If we're interested in this sort of stuff, we can take a look at:

    http://www.python.org/doc/current/ref/ref.html

where the docs explain Python grammatical structure in more detail.  
There's also a module called 'parser' that will do the tree building for
us:

    http://www.python.org/doc/lib/module-parser.html

Parsing is an involving topic, but it's been so well developed that we can
use parsing tools without really having to worry about how these tools
actually work.  *grin* It's quite cool that parsing technology is very
much related to the work of linguists like Noam Chomsky.

Anyway, once Python parses source code into a tree, it now has it in a
form that's more digestible.  Now it can reduce it into even smaller
chunks called "bytecodes".  We can see an example of what bytecode looks
like by using the 'dis' module:

###
>>> import dis
>>> def gcd(a, b):
...    if b == 0: return a
...    return gcd(b, a % b)
... 
>>> dis.dis(gcd)
          0 SET_LINENO               1

          3 SET_LINENO               2
          6 LOAD_FAST                1 (b)
          9 LOAD_CONST               1 (0)
         12 COMPARE_OP               2 (==)
         15 JUMP_IF_FALSE           11 (to 29)
         18 POP_TOP             
[... rest of the decompiled code cut for brevity.]
###

The compiler probably does a case-by-case analysis of a program when it
translates a parse tree into these elementary bytecodes --- if it's
processing an 'if', then it needs to set up a way of jumping around code
if the test returns false.  Take a look at:

    http://www.python.org/doc/lib/module-dis.html

for a list of the primitive bytecodes that Python uses.  It's a surprising
fact that the high level concepts that we work with in Python can be
reduced to such simple operations as LOADing and JUMPing.
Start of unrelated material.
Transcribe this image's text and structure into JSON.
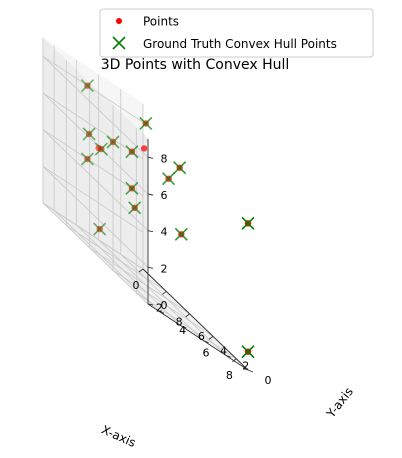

> then compiles it to Python bytecode. The bytecodes are run by the
> Python interpreter (they're stored in the .pyc file so the same .py
> file only has to be compiled once if it doesn't change). I'm not sure
> what part of this you need high level information on. Basically this
> is the highest level view, as a next step you could look at the C
> source :)

Python 2.2 now comes with a 'compiler' module that implements the Python
bytecode compiler in Python:

    http://www.python.org/doc/lib/compiler.html

(I'm actually trying to learn how the compiler works myself; I'd love to
do a project that compiles Scheme into Python bytecodes just for the
perversity of it all.  *grin*)